RTC Mobility Training Center
Las Vegas           
Best Project

Owner/Developer Regional Transportation Commission of Southern Nevada
General Contractor Sletten Construction
Lead Design Firm Gensler 

Electrical Helix Electric
Structural Engineer The Louis Berger Group
Civil Engineer The Louis Berger Group
MEP Engineer Henderson Engineers
Landscape Architect Southwick Landscape
Subcontractors Anne Johnson; Rolf Jensen & Associates/Jensen Hughes; O’Connor Construction Management.

The 14,700-sq-ft RTC Mobility Training Center in Las Vegas was created to help southern Nevadans—particularly senior citizens and persons with disabilities—increase mobility.

The center adds to the existing RTC Sunset Maintenance facility. It houses two working buses situated on a simulated streetscape featuring a bus shelter/bus stop, paved roads, ADA ramps, a sidewalk, simulated apartment area and a course with various surface and terrain obstacles.

Challenges for the project team included using imitation asphalt, recreating outdoor views and installing varying floor materials. To create the buses used for training, the engines, transmissions and gas tanks were removed, while internal power was used to operate the systems, including a paratransit ramp.

Architectural inspiration comes from nearby Red Rock Canyon, famed for its red and orange mountain ranges. An angled ground treatment extends from the parking area and progressively narrows as it reaches the entry point, creating a funneling effect into the “canyon.”

“By introducing a series of secondary architectural enhancements to this ‘canyon’ volume, we were able to enhance the focus on the entry,” says Jay Silverberg, design director with Gensler.

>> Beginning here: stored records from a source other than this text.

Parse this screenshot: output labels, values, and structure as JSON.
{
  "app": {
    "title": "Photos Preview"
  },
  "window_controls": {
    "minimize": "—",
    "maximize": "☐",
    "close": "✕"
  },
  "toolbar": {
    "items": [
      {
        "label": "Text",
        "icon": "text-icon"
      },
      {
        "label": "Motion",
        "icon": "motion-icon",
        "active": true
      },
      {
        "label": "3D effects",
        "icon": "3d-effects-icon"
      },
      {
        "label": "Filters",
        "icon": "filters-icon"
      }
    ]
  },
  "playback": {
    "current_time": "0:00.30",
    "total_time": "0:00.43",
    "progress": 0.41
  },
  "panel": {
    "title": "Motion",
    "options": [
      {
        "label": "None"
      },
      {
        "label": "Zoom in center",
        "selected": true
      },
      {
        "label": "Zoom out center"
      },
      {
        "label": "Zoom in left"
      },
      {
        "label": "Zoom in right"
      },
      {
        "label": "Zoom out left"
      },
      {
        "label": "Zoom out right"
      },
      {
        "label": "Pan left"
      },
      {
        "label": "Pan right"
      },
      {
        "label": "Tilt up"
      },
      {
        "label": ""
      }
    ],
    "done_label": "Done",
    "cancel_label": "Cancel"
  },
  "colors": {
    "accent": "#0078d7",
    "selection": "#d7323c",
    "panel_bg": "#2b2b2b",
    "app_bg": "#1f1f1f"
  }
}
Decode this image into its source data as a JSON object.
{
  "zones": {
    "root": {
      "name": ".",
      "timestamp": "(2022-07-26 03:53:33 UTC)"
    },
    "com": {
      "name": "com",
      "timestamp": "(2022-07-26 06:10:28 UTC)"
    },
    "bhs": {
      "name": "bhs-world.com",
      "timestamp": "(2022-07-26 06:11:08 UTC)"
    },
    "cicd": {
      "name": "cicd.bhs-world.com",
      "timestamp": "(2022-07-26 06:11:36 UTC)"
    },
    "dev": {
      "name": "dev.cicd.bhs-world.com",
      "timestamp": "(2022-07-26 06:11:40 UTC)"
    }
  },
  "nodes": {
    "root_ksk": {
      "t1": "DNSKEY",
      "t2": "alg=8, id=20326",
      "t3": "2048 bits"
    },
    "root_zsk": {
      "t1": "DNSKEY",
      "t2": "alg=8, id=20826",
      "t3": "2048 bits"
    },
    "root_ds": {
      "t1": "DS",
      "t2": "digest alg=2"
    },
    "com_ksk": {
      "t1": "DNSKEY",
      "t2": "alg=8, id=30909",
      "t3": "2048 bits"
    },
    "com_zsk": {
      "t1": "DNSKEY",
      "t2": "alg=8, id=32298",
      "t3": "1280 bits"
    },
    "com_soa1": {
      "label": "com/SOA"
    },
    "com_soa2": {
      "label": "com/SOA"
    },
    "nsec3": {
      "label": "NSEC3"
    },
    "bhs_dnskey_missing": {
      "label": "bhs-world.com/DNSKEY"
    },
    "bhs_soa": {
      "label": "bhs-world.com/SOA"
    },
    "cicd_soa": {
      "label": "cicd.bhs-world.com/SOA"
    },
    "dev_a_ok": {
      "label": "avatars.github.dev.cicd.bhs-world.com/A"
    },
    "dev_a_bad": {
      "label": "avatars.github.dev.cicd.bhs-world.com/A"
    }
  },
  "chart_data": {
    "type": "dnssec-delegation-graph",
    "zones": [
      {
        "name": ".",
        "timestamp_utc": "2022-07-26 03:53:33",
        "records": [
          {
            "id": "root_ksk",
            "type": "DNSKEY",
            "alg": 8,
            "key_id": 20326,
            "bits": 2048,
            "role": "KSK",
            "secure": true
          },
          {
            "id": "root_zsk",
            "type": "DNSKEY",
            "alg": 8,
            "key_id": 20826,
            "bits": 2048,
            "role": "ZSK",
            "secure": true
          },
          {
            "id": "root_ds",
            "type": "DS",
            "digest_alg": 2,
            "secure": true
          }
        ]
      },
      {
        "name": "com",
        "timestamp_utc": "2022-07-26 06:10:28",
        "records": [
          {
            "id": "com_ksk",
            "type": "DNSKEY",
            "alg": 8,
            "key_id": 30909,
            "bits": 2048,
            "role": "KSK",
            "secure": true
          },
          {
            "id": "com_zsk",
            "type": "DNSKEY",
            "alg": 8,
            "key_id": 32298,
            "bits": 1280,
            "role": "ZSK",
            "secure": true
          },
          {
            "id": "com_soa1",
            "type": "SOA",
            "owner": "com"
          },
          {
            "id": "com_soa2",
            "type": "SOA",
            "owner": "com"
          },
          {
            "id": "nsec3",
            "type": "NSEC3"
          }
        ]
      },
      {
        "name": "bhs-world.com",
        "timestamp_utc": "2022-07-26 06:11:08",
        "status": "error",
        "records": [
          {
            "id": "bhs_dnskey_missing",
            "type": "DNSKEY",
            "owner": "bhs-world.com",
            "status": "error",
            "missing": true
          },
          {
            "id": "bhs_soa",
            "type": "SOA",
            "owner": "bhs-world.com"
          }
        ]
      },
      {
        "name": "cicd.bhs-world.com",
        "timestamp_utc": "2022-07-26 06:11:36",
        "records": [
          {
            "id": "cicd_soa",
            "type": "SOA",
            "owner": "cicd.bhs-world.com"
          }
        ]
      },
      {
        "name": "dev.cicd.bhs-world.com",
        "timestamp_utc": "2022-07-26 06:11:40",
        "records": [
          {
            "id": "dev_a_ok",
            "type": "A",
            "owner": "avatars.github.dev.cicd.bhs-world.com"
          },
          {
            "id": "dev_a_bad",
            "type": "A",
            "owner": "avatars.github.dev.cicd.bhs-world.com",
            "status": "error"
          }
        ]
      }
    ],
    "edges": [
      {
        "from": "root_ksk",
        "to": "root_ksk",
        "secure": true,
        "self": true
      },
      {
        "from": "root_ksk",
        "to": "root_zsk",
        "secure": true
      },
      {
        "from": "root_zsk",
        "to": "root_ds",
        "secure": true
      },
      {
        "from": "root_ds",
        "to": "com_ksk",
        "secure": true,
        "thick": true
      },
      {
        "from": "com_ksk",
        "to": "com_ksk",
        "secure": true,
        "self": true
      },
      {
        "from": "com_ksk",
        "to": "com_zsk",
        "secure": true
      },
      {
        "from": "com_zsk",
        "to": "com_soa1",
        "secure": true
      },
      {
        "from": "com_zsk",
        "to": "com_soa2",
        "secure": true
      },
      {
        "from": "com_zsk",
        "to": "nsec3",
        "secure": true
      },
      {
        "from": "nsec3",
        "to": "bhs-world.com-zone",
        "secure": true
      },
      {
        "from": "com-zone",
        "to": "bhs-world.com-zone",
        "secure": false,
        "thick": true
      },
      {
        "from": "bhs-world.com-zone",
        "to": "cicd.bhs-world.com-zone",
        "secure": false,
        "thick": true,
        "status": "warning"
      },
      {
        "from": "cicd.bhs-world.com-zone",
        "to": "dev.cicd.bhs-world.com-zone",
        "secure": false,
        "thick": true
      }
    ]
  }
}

To overcome plan and schedule changes, the project team added walls and doors to enclose the overflow workspace cubicles, integrated an audio system to the certification training area and installed an enhanced crosswalk system coordinated with indoor traffic lights. Existing doors with automatic openers were also installed.

There were zero OSHA recordable incidents, and worker hours reached more than 4,000.